Film is so beautiful and nostalgic.
I picked up a small love for film a few years ago. I’d been sitting in Econ lecture, looking at art and photography, not paying attention, as usual, when I stumbled upon a photographer. I forget the photographer’s name, but immediately fell in love with their work. A year after developing an appreciation (read: obsession) for film, I took a black and white film class. We took pictures in black and white. We processed images in the basement darkroom. We shot with rented Canon cameras.
That semester, I photographed strange strangers, unusual artwork, puppies, store fronts, adults on small trains, humans wearing felt panda heads. I realized: there is so much whimsicalness in the world. So much strangeness and beauty. I began to shift my perception, seeing my surroundings in blacks and whites, hues and gradients, shadow and light.

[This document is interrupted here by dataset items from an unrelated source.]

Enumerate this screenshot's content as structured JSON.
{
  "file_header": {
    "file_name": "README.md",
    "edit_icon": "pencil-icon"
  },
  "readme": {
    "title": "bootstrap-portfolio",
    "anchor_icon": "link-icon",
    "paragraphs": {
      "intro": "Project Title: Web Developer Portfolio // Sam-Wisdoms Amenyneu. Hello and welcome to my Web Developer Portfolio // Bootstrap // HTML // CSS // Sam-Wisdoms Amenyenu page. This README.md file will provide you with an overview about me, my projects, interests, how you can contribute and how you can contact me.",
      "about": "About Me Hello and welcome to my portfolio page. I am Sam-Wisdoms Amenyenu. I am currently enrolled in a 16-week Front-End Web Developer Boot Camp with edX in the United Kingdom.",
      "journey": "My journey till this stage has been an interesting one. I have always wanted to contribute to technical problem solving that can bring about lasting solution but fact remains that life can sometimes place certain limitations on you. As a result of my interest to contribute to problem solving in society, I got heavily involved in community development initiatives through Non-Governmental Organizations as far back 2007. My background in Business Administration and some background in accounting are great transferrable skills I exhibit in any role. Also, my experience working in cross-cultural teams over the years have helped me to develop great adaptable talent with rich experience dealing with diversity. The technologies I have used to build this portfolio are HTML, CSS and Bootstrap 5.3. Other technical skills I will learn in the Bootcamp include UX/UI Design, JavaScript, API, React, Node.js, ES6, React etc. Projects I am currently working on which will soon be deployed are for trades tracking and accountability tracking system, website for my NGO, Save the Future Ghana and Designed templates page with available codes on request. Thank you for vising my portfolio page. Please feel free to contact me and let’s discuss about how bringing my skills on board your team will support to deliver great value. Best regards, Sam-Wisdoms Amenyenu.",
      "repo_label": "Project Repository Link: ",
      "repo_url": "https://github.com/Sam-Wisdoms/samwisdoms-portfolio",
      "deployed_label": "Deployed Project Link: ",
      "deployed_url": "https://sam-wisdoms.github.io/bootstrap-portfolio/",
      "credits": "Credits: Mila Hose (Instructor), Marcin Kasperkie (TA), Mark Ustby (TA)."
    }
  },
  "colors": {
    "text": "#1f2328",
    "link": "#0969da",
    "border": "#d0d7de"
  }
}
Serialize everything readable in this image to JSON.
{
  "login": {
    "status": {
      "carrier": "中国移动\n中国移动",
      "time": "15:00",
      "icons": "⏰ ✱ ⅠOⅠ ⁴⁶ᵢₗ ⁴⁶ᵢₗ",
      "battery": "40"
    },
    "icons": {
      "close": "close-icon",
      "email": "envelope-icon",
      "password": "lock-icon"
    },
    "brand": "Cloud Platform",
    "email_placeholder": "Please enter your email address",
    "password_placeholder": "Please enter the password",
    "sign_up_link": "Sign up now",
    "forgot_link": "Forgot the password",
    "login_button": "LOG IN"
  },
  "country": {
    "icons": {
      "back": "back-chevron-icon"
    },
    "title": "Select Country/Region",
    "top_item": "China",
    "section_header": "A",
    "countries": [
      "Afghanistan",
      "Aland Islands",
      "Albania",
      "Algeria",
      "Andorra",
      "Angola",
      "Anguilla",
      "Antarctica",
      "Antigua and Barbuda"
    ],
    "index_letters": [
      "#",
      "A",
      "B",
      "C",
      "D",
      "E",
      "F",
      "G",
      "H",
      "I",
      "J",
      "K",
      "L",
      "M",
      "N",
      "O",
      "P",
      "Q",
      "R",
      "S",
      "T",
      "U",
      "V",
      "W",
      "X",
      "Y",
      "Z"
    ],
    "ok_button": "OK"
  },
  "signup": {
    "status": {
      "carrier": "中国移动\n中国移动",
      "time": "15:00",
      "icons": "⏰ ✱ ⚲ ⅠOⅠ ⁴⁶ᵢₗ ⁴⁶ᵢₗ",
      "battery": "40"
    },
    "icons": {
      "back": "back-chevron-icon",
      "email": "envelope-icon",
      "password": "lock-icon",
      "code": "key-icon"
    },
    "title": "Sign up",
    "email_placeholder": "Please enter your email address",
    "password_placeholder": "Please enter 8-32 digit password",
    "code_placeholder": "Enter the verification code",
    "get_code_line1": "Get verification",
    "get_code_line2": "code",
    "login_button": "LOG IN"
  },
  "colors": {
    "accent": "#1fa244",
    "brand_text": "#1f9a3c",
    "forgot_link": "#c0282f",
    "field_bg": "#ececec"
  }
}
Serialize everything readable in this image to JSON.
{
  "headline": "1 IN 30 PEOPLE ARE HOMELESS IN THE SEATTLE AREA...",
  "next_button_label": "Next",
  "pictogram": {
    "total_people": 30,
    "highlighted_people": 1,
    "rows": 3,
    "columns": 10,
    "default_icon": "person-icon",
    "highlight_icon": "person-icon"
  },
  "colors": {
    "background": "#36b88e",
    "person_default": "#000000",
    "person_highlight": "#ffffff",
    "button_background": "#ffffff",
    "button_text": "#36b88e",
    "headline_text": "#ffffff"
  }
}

In the dark room, we removed the film from the tube in a tiny, cramped, pitch black room. With washes and chemicals and timers, we processed the small rolls of copper-colored film until they were ready to hang and dry. We brought the dried film into the darkroom, where we each had our own space to magnify the film images, invert them, and light-print onto a piece of light-sensitive paper. Afterwards, we doused the paper film in another long process of chemicals and washes before the sheet was finally ready to dry.
Processing film by hand was tedious, but fun. Afterwards, I returned the rented camera, but still wanted a film camera of my own. In 2017, I found my parents’ old film camera while cleaning out the house. I ordered color film, processing chemicals, and containers. Since then, I’ve been photographing and developing my film – in my closet, kitchen, living room – and sharing them here, in my Film category. Nowadays, film is one of the many mediums I use to capture my surroundings, but there’s a nostalgic bent to it. When I look at other’s images taken on Canon Snappy’s online, they look like the photographs my parents took decades ago, when film was all they had.